We start with the two twins and an independent observer all at rest together relative to some inertial frame. All three have clocks which they synchronise together. The two twins accelerate rapidly to near the speed of light in opposite directions. They then travel at uniform velocity for a good long time before turning round, coming back together at the same speed and decelerating to a stop as they once again meet.

This is my half-baked misunderstanding of what goes on, I'm inviting people to come up with the correct analysis.

The main part of these journeys is covered by the special theory, the brief periods of acceleration are covered by the general theory. From the predictions of special relativity together with considerations of symmetry we come to some strange ideas about what the general theory must say about the behaviour of clocks during periods of acceleration.

Considerations of symmetry tell us that the clocks of the two twins will agree when they meet after their journeys. Special relativity tells us that each twin observes the other's clock running slowly during the periods of uniform motion. Ergo, during the periods of acceleration they must observe the other's clock as running fast.

The periods of uniform motion can be changed arbitrarily without making any change to the periods of acceleration. If this is done the time lost during these period will vary, and the time gained during the periods of acceleration must increase correspondingly for the clocks to match when they meet up.

Hence the general theory must predict a speed up during acceleration which is not determined by the amount of acceleration and its duration.

What else could it depend upon? What else does it depend on? What's wrong with this partial analysis?

There are two misconceptions which lead to my puzzlement.

The first is that the special theory of relativity is applicable only to inertial frames and non-accelerating bodies. This misunderstanding is understandable, because this is said often in the literature, and was said even by Einstein himself. However, the Minkowski conception of relativistic space-time improves upon Einstein's original account in such a way as to obviate the need for these restrictions.

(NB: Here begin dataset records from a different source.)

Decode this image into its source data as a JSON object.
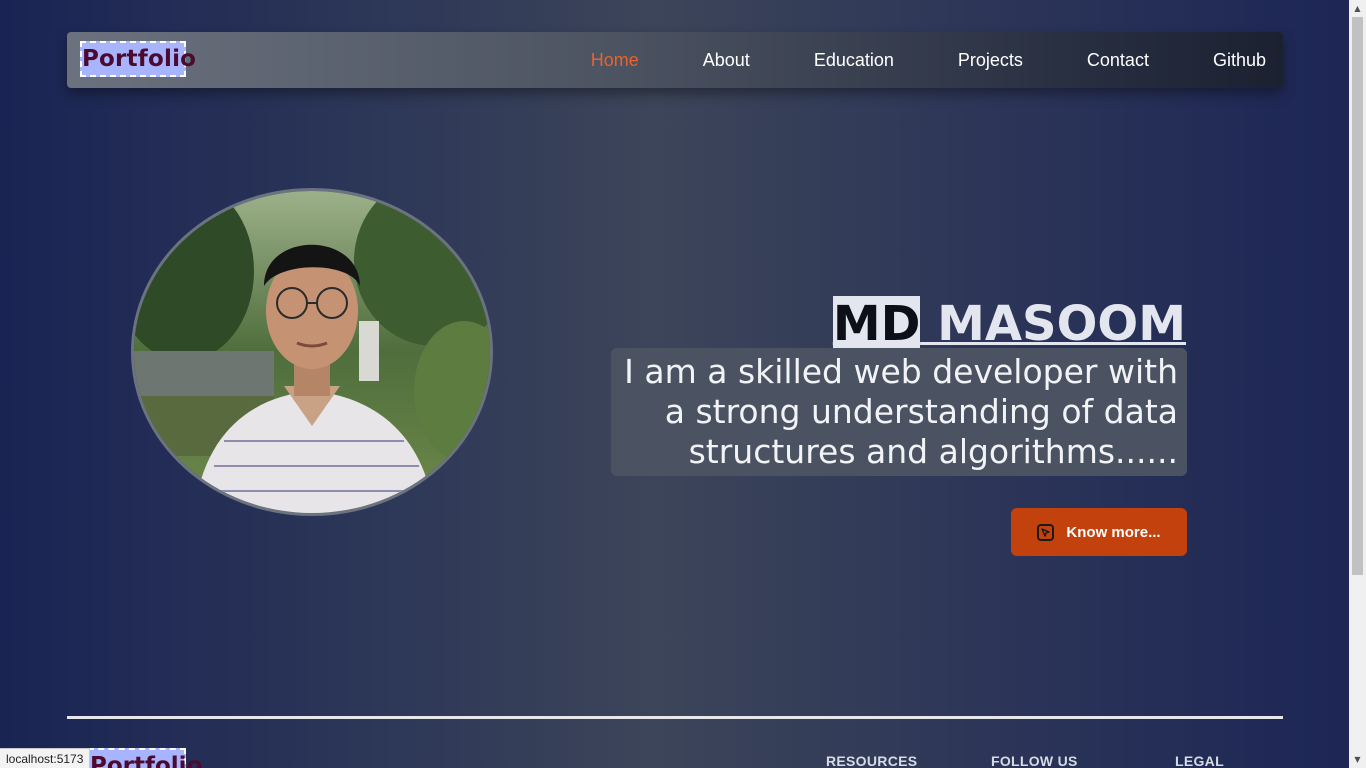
{
  "navbar": {
    "brand": "Portfolio",
    "links": [
      "Home",
      "About",
      "Education",
      "Projects",
      "Contact",
      "Github"
    ],
    "active_index": 0
  },
  "hero": {
    "name_first": "MD",
    "name_rest": " MASOOM",
    "description": "I am a skilled web developer with a strong understanding of data structures and algorithms......",
    "button_label": "Know more..."
  },
  "footer": {
    "brand": "Portfolio",
    "columns": [
      "RESOURCES",
      "FOLLOW US",
      "LEGAL"
    ]
  },
  "status_bar": {
    "url": "localhost:5173"
  },
  "colors": {
    "accent": "#c2410c",
    "active_link": "#e8642a",
    "brand_bg": "#a9b4ff",
    "brand_text": "#4a0b2e"
  }
}
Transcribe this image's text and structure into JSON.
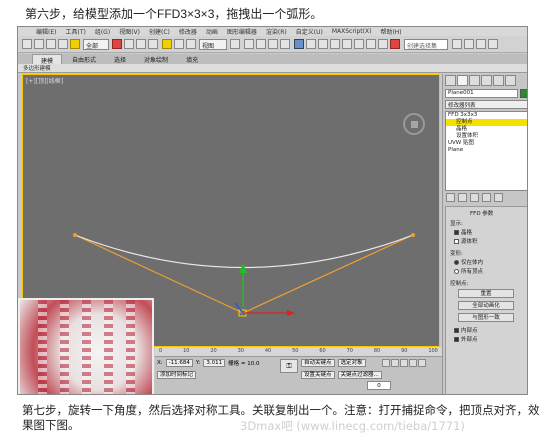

The second is that special relativity tells us that various aspects of phenomena depend upon the frame of reference of the observer. In fact, any phenomenon can be described relative to any inertial frame of reference, it is the frame of reference relative to which the phenomenon is described which affects the details of the description, not any aspect of the observer, who must take into account his circumstances in drawing conclusions about reality from his observations.

Now the conundrum was that strange things would appear to happen when the two participants in this experiment accelerated, and that the extent of these strangenesses seemed to depend upon considerations (such as the amount of time they had moved apart or the distance they were separated), which one would not have expected to have the relevant significance. However, because I was thinking relative to the twins, I was thinking of how things would look from an accelerating frame of reference. This is a bizzarre thing to do. Naturally if we are continually changing the frame of reference relative to which we are describing the phenomena, then we will get a descriprion whose characteristics may be dominated not by what is happening but by the change in perspective, and particularly, are influenced by the rate at which we are changing the frame of reference.